Le moins que l'on puisse dire, c'est que le projet de port méthanier de Rabaska réunit tous les gros poissons de l'économie du Québec. Pas vraiment étonnant que Québec se sente poussé dans le dos...
Le controversé projet de Lévis abrite une brochette de gens d'affaires influents qui, au besoin, trouvent une oreille attentive au bureau du premier ministre Jean Charest.

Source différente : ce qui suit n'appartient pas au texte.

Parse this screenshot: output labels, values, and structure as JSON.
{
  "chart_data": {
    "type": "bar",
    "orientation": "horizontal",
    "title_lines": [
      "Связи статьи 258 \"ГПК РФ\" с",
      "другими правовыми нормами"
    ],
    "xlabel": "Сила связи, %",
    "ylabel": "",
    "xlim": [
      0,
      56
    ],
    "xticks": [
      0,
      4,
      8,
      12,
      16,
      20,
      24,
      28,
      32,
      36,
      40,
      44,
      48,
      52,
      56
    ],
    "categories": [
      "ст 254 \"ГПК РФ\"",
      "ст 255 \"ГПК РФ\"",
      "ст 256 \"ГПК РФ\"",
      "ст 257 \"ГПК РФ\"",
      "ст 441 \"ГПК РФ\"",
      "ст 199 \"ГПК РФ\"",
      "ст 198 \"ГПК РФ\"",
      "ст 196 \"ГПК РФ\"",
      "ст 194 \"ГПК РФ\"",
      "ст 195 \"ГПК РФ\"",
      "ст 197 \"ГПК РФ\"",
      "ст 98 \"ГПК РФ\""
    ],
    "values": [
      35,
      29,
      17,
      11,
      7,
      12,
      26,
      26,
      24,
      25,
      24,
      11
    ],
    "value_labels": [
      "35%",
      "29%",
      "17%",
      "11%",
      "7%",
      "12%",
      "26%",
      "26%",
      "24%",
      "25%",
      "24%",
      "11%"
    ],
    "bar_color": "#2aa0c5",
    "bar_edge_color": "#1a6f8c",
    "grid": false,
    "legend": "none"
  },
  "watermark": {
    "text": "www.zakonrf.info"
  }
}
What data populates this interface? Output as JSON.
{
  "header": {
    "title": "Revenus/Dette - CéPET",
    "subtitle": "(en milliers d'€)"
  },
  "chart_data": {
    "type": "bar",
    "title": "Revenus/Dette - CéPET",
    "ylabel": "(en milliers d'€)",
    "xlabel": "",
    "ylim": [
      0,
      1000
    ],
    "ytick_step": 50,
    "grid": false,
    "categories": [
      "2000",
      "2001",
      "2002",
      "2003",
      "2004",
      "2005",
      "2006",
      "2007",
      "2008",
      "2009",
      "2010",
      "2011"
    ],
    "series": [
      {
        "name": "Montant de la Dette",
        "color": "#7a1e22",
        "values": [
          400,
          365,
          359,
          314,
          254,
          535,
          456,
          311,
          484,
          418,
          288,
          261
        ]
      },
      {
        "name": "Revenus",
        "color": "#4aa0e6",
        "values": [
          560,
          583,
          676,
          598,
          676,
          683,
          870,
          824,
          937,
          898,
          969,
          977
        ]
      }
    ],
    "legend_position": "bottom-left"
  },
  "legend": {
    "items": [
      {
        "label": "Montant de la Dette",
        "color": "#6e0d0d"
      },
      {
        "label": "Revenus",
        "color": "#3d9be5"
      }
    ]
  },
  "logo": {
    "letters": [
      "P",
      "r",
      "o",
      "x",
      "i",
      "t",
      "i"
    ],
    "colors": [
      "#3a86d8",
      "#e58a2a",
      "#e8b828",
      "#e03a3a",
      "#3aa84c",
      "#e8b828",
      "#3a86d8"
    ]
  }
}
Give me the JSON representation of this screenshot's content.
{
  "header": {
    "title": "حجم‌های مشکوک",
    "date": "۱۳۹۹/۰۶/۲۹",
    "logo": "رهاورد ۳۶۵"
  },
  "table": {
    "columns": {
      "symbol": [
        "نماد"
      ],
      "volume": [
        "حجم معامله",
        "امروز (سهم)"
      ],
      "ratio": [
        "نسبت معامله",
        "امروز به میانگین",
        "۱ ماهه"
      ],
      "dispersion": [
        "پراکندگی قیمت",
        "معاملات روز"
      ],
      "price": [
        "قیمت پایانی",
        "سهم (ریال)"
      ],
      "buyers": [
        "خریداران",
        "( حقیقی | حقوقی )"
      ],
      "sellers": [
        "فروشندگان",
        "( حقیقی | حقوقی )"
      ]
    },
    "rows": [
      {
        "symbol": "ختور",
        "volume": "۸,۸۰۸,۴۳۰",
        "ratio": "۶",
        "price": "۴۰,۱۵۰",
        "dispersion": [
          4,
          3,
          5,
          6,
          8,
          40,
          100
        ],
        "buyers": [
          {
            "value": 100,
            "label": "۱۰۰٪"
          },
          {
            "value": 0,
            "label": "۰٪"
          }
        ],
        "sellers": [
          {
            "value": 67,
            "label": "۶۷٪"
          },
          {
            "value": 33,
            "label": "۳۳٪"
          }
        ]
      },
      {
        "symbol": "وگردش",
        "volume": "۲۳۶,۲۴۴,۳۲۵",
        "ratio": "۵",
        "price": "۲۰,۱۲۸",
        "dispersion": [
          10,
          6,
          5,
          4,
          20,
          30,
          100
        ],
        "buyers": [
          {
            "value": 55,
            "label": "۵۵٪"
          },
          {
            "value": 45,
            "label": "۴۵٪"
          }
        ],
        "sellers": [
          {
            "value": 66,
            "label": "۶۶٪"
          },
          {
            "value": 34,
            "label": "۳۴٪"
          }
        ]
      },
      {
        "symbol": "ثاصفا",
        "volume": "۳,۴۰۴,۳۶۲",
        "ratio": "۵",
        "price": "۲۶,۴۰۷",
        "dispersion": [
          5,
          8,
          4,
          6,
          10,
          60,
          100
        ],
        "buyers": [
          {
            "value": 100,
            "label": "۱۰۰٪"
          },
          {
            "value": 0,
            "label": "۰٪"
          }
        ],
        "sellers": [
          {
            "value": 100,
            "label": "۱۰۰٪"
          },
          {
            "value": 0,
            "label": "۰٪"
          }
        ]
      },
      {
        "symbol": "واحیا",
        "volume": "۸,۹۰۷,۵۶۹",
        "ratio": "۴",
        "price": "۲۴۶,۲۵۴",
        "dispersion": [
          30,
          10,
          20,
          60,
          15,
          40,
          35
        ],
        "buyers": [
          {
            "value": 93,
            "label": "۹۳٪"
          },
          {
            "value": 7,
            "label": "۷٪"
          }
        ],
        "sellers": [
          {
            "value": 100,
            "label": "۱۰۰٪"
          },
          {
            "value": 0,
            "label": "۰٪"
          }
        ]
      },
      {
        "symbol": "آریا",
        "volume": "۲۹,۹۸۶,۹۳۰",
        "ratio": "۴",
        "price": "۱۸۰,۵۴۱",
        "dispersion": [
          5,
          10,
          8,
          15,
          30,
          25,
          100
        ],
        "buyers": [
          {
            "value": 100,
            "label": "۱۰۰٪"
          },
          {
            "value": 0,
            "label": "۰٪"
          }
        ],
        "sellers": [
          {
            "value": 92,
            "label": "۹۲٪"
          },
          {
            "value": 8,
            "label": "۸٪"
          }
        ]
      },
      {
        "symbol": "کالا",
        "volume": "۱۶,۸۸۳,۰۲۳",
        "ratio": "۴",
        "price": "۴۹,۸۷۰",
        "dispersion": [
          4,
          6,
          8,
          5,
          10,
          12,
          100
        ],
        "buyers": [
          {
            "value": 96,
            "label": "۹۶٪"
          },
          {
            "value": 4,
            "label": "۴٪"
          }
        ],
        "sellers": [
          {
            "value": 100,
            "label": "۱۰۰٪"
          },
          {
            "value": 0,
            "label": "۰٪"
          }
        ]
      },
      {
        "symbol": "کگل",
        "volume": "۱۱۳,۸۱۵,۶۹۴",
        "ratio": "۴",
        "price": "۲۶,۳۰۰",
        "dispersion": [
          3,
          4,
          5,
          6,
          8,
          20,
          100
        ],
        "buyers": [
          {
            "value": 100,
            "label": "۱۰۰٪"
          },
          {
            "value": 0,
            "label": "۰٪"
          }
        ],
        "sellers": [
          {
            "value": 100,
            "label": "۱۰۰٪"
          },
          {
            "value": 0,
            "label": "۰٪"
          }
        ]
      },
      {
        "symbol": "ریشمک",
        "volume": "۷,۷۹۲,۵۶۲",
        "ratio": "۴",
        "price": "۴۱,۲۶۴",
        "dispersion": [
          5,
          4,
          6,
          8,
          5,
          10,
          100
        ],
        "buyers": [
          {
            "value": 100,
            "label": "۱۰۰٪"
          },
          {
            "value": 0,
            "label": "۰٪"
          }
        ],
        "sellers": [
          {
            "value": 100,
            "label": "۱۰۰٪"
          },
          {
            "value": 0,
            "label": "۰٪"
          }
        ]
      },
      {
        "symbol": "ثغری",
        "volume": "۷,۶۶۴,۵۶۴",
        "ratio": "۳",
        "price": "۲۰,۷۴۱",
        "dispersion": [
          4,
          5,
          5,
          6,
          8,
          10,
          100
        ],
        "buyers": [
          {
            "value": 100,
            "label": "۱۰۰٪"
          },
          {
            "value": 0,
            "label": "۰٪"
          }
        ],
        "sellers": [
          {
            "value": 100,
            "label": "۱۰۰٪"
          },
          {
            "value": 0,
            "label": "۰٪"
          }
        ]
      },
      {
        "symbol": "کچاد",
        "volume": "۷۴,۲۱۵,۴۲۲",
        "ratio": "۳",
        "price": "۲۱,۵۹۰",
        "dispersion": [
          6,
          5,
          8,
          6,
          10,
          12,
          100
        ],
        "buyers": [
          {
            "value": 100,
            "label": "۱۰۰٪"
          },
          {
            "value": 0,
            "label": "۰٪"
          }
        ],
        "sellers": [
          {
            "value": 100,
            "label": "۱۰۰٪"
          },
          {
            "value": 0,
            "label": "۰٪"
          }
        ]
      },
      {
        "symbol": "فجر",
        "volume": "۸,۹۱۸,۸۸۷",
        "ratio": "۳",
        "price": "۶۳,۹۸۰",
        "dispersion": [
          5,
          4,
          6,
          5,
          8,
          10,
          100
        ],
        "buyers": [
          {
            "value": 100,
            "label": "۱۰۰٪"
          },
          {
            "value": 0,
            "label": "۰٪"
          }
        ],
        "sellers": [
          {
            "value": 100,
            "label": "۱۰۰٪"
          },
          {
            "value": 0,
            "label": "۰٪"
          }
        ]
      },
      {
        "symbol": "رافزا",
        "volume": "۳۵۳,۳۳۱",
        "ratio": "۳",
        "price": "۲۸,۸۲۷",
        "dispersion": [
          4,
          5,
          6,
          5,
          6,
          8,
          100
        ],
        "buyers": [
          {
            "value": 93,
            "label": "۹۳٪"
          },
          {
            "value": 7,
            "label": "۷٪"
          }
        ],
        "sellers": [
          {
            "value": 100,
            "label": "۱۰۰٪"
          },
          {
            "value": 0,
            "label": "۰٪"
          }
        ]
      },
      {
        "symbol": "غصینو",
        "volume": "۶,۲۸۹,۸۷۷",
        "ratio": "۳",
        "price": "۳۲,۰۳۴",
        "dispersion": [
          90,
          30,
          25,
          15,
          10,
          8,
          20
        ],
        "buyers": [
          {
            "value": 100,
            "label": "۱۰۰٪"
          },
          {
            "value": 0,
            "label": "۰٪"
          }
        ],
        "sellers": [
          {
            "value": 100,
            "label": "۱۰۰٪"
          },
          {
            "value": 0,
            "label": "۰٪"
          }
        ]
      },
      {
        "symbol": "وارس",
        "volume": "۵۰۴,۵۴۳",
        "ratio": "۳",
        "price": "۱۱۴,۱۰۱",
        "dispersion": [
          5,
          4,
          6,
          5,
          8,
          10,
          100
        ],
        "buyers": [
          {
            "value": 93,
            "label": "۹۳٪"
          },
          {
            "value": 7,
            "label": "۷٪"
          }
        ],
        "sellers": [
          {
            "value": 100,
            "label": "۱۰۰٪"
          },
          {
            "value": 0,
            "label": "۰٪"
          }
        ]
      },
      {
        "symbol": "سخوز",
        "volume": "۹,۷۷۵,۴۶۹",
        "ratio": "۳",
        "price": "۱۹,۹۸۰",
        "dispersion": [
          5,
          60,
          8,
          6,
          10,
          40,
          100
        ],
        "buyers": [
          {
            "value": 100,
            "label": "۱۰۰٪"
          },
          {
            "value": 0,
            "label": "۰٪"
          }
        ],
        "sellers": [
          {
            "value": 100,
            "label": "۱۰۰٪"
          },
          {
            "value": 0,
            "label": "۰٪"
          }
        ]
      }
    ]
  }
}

Que l'on pense à Paul Desmarais fils de Power Corporation, à Henri Massé et Yvon Bolduc de la FTQ et de son Fonds de solidarité, à Alban D'Amours du Mouvement Desjardins, à Henri- Paul Rousseau de la Caisse de dépôt et de placement, à Jacques Lamarre de SNC-Lavalin, tous ont des intérêts directs dans le projet de port méthanier de Rabaska, puisqu'ils sont actionnaires de Gaz Métro, un des trois joueurs du projet.
Fusion avec la France
Power Corporation est doublement impliquée depuis que le président français Nicolas Sarkozy, ami intime de la famille Desmarais, a permis la fusion de leur entreprise Suez, où siège Paul Desmarais fils, avec la société d'État Gaz de France, un des trois partenaires du projet Rabaska avec Gaz Métro et Enbridge.
Les Desmarais se trouvent maintenant en position de force dans le dossier avec des participations à la fois dans Gaz Métro et la future entreprise Suez-Gaz de France, en cours de fusion.
Réduire les gaz à effet de serre?
Un autre joueur qu'il faut mettre en contexte est Henri Massé, président de la FTQ. Le 28 septembre, dans une lettre conjointe avec l'écologiste Steven Guilbault publiée uniquement dans les journaux Gesca, il a défendu l'utilisation du gaz naturel au Québec comme un moyen de réduire les gaz à effet de serre en le substituant au mazout.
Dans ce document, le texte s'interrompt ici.